Letter from Edward Burnett Tylor to Henry Balfour, 21 November 1901

Commentary
Letter from Edward Burnett Tylor to Henry Balfour, 21 November 1901
Accession number: 
PRM Accession Records, Donations 3, fol.49r (additions, pp.1–2)
Collection: 
Pitt Rivers Museum, University of Oxford

Letter from Professor Edward Burnett Tylor to Henry Balfour of the Pitt Rivers Museum, dated 21 November 1901.
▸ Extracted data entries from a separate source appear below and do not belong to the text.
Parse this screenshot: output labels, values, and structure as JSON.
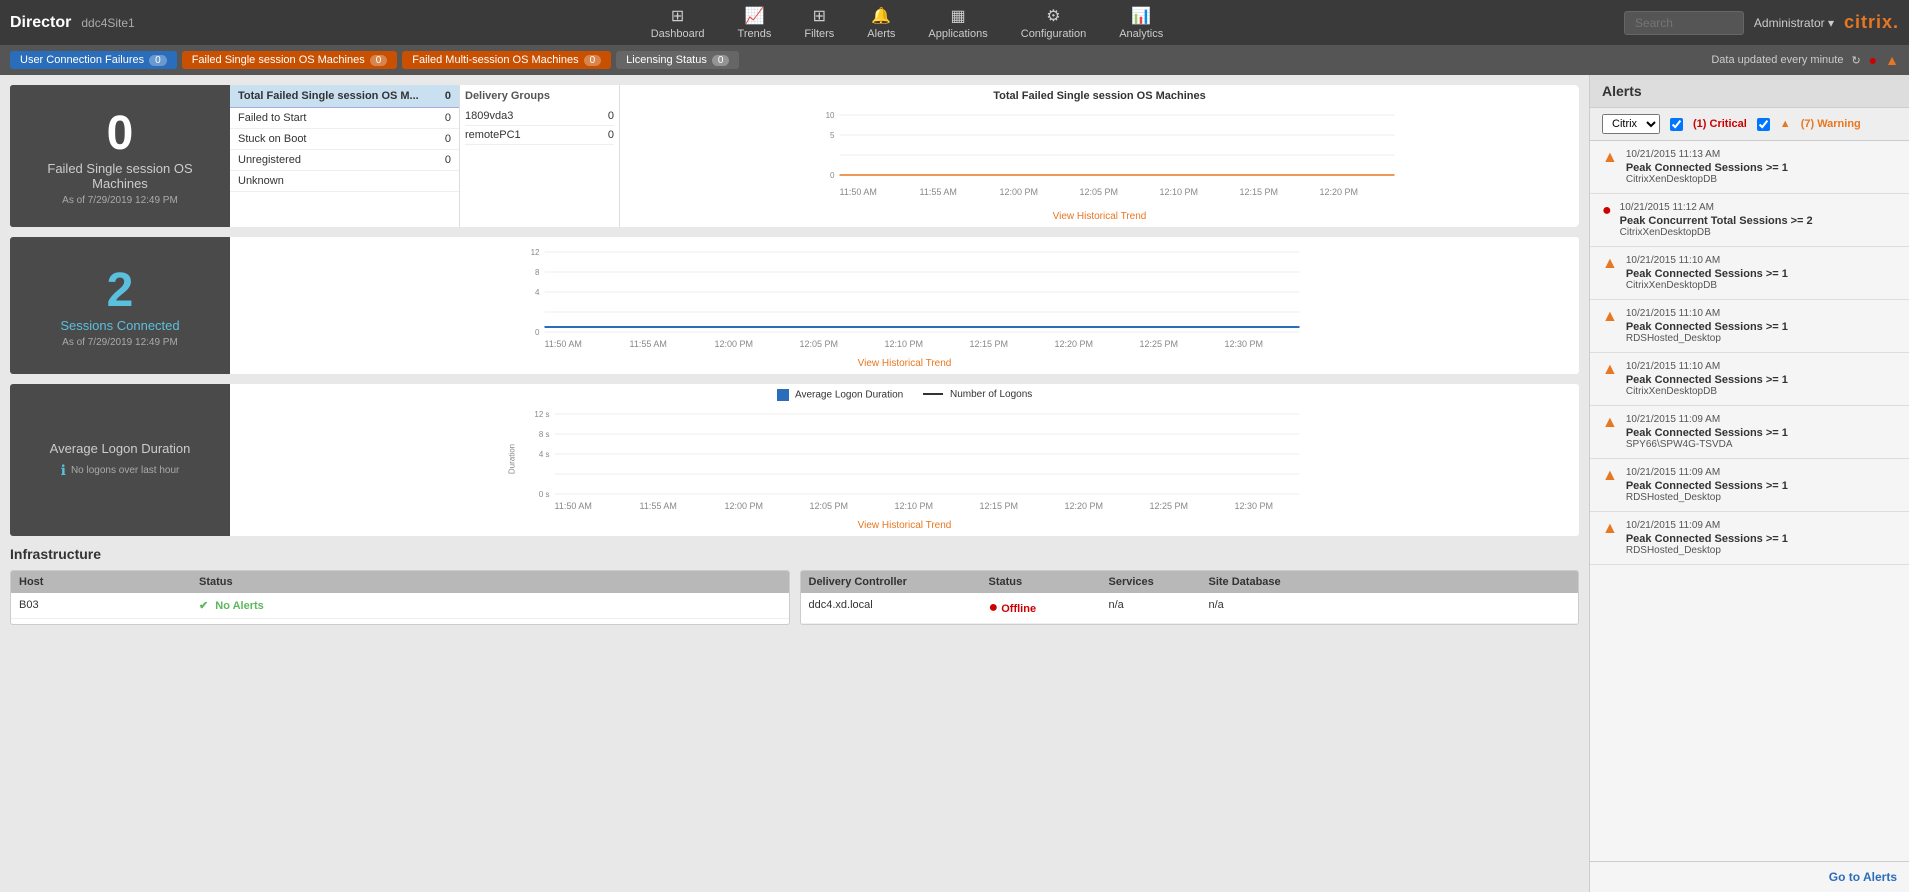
{
  "brand": {
    "title": "Director",
    "subtitle": "ddc4Site1"
  },
  "nav": {
    "items": [
      {
        "label": "Dashboard",
        "icon": "⊞"
      },
      {
        "label": "Trends",
        "icon": "📈"
      },
      {
        "label": "Filters",
        "icon": "🔽"
      },
      {
        "label": "Alerts",
        "icon": "🔔"
      },
      {
        "label": "Applications",
        "icon": "▦"
      },
      {
        "label": "Configuration",
        "icon": "⚙"
      },
      {
        "label": "Analytics",
        "icon": "📊"
      }
    ],
    "search_placeholder": "Search",
    "admin_label": "Administrator ▾",
    "citrix_label": "citrix."
  },
  "status_bar": {
    "badges": [
      {
        "label": "User Connection Failures",
        "count": "0",
        "type": "blue"
      },
      {
        "label": "Failed Single session OS Machines",
        "count": "0",
        "type": "orange"
      },
      {
        "label": "Failed Multi-session OS Machines",
        "count": "0",
        "type": "orange"
      },
      {
        "label": "Licensing Status",
        "count": "0",
        "type": "gray"
      }
    ],
    "update_text": "Data updated every minute",
    "refresh_icon": "↻"
  },
  "failed_machines": {
    "title": "Failed Single session OS Machines",
    "as_of": "As of 7/29/2019 12:49 PM",
    "count": "0",
    "table_header": "Total Failed Single session OS M...",
    "table_header_count": "0",
    "rows": [
      {
        "label": "Failed to Start",
        "count": "0"
      },
      {
        "label": "Stuck on Boot",
        "count": "0"
      },
      {
        "label": "Unregistered",
        "count": "0"
      },
      {
        "label": "Unknown",
        "count": ""
      }
    ],
    "delivery_groups_title": "Delivery Groups",
    "delivery_groups": [
      {
        "label": "1809vda3",
        "count": "0"
      },
      {
        "label": "remotePC1",
        "count": "0"
      }
    ],
    "chart_title": "Total Failed Single session OS Machines",
    "chart_times": [
      "11:50 AM",
      "11:55 AM",
      "12:00 PM",
      "12:05 PM",
      "12:10 PM",
      "12:15 PM",
      "12:20 PM"
    ],
    "view_trend": "View Historical Trend"
  },
  "sessions": {
    "count": "2",
    "label": "Sessions Connected",
    "as_of": "As of 7/29/2019 12:49 PM",
    "chart_times": [
      "11:50 AM",
      "11:55 AM",
      "12:00 PM",
      "12:05 PM",
      "12:10 PM",
      "12:15 PM",
      "12:20 PM",
      "12:25 PM",
      "12:30 PM"
    ],
    "view_trend": "View Historical Trend"
  },
  "logon": {
    "label": "Average Logon Duration",
    "no_logons": "No logons over last hour",
    "legend_avg": "Average Logon Duration",
    "legend_num": "Number of Logons",
    "chart_times": [
      "11:50 AM",
      "11:55 AM",
      "12:00 PM",
      "12:05 PM",
      "12:10 PM",
      "12:15 PM",
      "12:20 PM",
      "12:25 PM",
      "12:30 PM"
    ],
    "y_labels": [
      "12 s",
      "8 s",
      "4 s",
      "0 s"
    ],
    "view_trend": "View Historical Trend"
  },
  "infrastructure": {
    "title": "Infrastructure",
    "host_table": {
      "headers": [
        "Host",
        "Status"
      ],
      "rows": [
        {
          "host": "B03",
          "status": "No Alerts",
          "status_type": "ok"
        }
      ]
    },
    "dc_table": {
      "headers": [
        "Delivery Controller",
        "Status",
        "Services",
        "Site Database"
      ],
      "rows": [
        {
          "dc": "ddc4.xd.local",
          "status": "Offline",
          "status_type": "offline",
          "services": "n/a",
          "sitedb": "n/a"
        }
      ]
    }
  },
  "alerts": {
    "title": "Alerts",
    "filter_label": "Citrix",
    "critical_count": "(1) Critical",
    "warning_count": "(7) Warning",
    "items": [
      {
        "time": "10/21/2015 11:13 AM",
        "type": "warning",
        "message": "Peak Connected Sessions >= 1",
        "source": "CitrixXenDesktopDB"
      },
      {
        "time": "10/21/2015 11:12 AM",
        "type": "critical",
        "message": "Peak Concurrent Total Sessions >= 2",
        "source": "CitrixXenDesktopDB"
      },
      {
        "time": "10/21/2015 11:10 AM",
        "type": "warning",
        "message": "Peak Connected Sessions >= 1",
        "source": "CitrixXenDesktopDB"
      },
      {
        "time": "10/21/2015 11:10 AM",
        "type": "warning",
        "message": "Peak Connected Sessions >= 1",
        "source": "RDSHosted_Desktop"
      },
      {
        "time": "10/21/2015 11:10 AM",
        "type": "warning",
        "message": "Peak Connected Sessions >= 1",
        "source": "CitrixXenDesktopDB"
      },
      {
        "time": "10/21/2015 11:09 AM",
        "type": "warning",
        "message": "Peak Connected Sessions >= 1",
        "source": "SPY66\\SPW4G-TSVDA"
      },
      {
        "time": "10/21/2015 11:09 AM",
        "type": "warning",
        "message": "Peak Connected Sessions >= 1",
        "source": "RDSHosted_Desktop"
      },
      {
        "time": "10/21/2015 11:09 AM",
        "type": "warning",
        "message": "Peak Connected Sessions >= 1",
        "source": "RDSHosted_Desktop"
      }
    ],
    "go_to_alerts": "Go to Alerts"
  }
}
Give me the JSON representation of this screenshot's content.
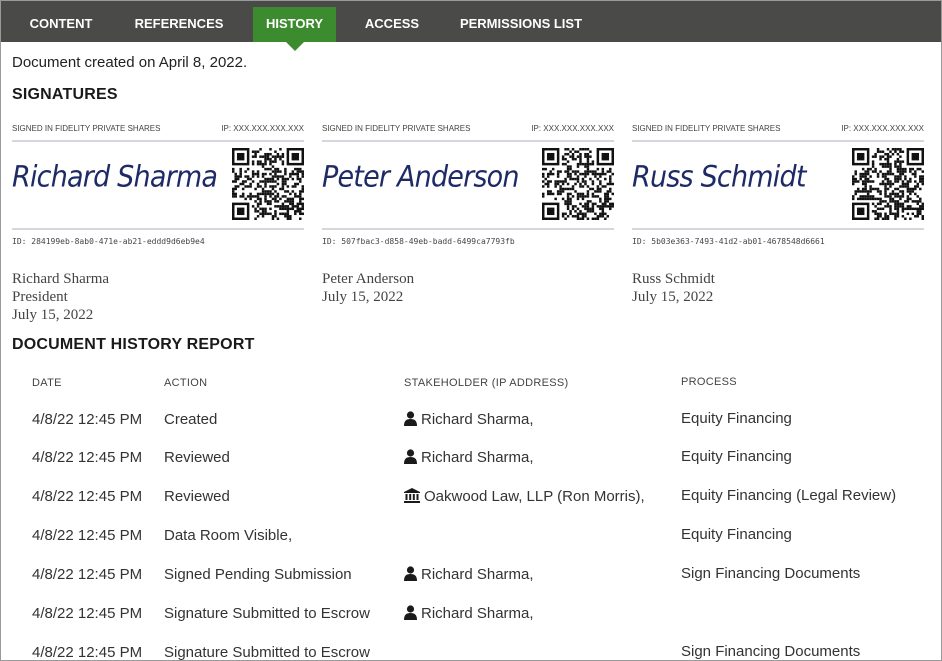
{
  "tabs": [
    {
      "label": "CONTENT"
    },
    {
      "label": "REFERENCES"
    },
    {
      "label": "HISTORY"
    },
    {
      "label": "ACCESS"
    },
    {
      "label": "PERMISSIONS LIST"
    }
  ],
  "created_text": "Document created on April 8, 2022.",
  "signatures_title": "SIGNATURES",
  "signatures": [
    {
      "signed_in": "SIGNED IN FIDELITY PRIVATE SHARES",
      "ip": "IP: XXX.XXX.XXX.XXX",
      "script_name": "Richard Sharma",
      "id": "ID: 284199eb-8ab0-471e-ab21-eddd9d6eb9e4",
      "name": "Richard Sharma",
      "title": "President",
      "date": "July 15, 2022"
    },
    {
      "signed_in": "SIGNED IN FIDELITY PRIVATE SHARES",
      "ip": "IP: XXX.XXX.XXX.XXX",
      "script_name": "Peter Anderson",
      "id": "ID: 507fbac3-d858-49eb-badd-6499ca7793fb",
      "name": "Peter Anderson",
      "title": "",
      "date": "July 15, 2022"
    },
    {
      "signed_in": "SIGNED IN FIDELITY PRIVATE SHARES",
      "ip": "IP: XXX.XXX.XXX.XXX",
      "script_name": "Russ Schmidt",
      "id": "ID: 5b03e363-7493-41d2-ab01-4678548d6661",
      "name": "Russ Schmidt",
      "title": "",
      "date": "July 15, 2022"
    }
  ],
  "history_title": "DOCUMENT HISTORY REPORT",
  "history_headers": {
    "date": "DATE",
    "action": "ACTION",
    "stakeholder": "STAKEHOLDER (IP ADDRESS)",
    "process": "PROCESS"
  },
  "history_rows": [
    {
      "date": "4/8/22 12:45 PM",
      "action": "Created",
      "icon": "person-icon",
      "stakeholder": "Richard Sharma,",
      "process": "Equity Financing"
    },
    {
      "date": "4/8/22 12:45 PM",
      "action": "Reviewed",
      "icon": "person-icon",
      "stakeholder": "Richard Sharma,",
      "process": "Equity Financing"
    },
    {
      "date": "4/8/22 12:45 PM",
      "action": "Reviewed",
      "icon": "bank-icon",
      "stakeholder": "Oakwood Law, LLP (Ron Morris),",
      "process": "Equity Financing (Legal Review)"
    },
    {
      "date": "4/8/22 12:45 PM",
      "action": "Data Room Visible,",
      "icon": "",
      "stakeholder": "",
      "process": "Equity Financing"
    },
    {
      "date": "4/8/22 12:45 PM",
      "action": "Signed Pending Submission",
      "icon": "person-icon",
      "stakeholder": "Richard Sharma,",
      "process": "Sign Financing Documents"
    },
    {
      "date": "4/8/22 12:45 PM",
      "action": "Signature Submitted to Escrow",
      "icon": "person-icon",
      "stakeholder": "Richard Sharma,",
      "process": ""
    },
    {
      "date": "4/8/22 12:45 PM",
      "action": "Signature Submitted to Escrow",
      "icon": "",
      "stakeholder": "",
      "process": "Sign Financing Documents"
    }
  ],
  "colors": {
    "tab_bar": "#4a4a48",
    "tab_active": "#3d8b2f",
    "signature_ink": "#1d2a66"
  }
}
Transcript of letter (2 pages): ‘My dear Balfour/ This letter will serve as the formal record of my gift of the Totem-Post from Masset to the Pitt-Rivers Museum. As I learn that there// was no written presentation of the two House Posts from the same village, deposited by me some years ago, I now transfer them permanently to the Collection under your charge./ [Illegible word] by/ Edward B[.] Tylor’. (Transcription by Philip Grover.)

***

Research notes: It has been established that this letter of donation to the Curator of the Pitt Rivers Museum was written the day before Professor E. B. Tylor delivered a lecture on the subject of ‘Totems and Totemism’, which one may not unreasonably surmise, therefore, also served as the formal presentation, or public unveiling, of the Haida totem pole [1901.39.1]: ‘On Friday afternoon [22 November 1901] there was a large gathering at the [University] Museum to hear Dr. Tylor’s lecture on “Totems and Totemism”. Those who came had every reason to congratulate themselves on having heard the very clear and conclusive views which Dr. Tylor expressed on a subject with which the general public is acquainted only in the vaguest way’: ‘Totems’, The Oxford Magazine, 20 (27 November 1901), pp.108–109. (It is evident from this anonymous report of his lecture that Tylor reprised some of what he had already published on the subject: Edward B. Tylor, ‘Remarks on Totemism, with Especial Reference to Some Modern Theories Respecting It’, The Journal of the Anthropological Institute of Great Britain and Ireland, 28 (1899), pp.138–148.) The same account for the first time also makes clear that Star House Pole had by November 1901 been raised and installed in the Pitt Rivers Museum, several months before Tylor published his scholarly descriptive account of it the following year: E. B. Tylor, ‘Note on the Haida Totem-Post Lately Erected in the Pitt Rivers Museum at Oxford’, Man: A Monthly Record of Anthropological Science, 2 (1902), pp.1–3.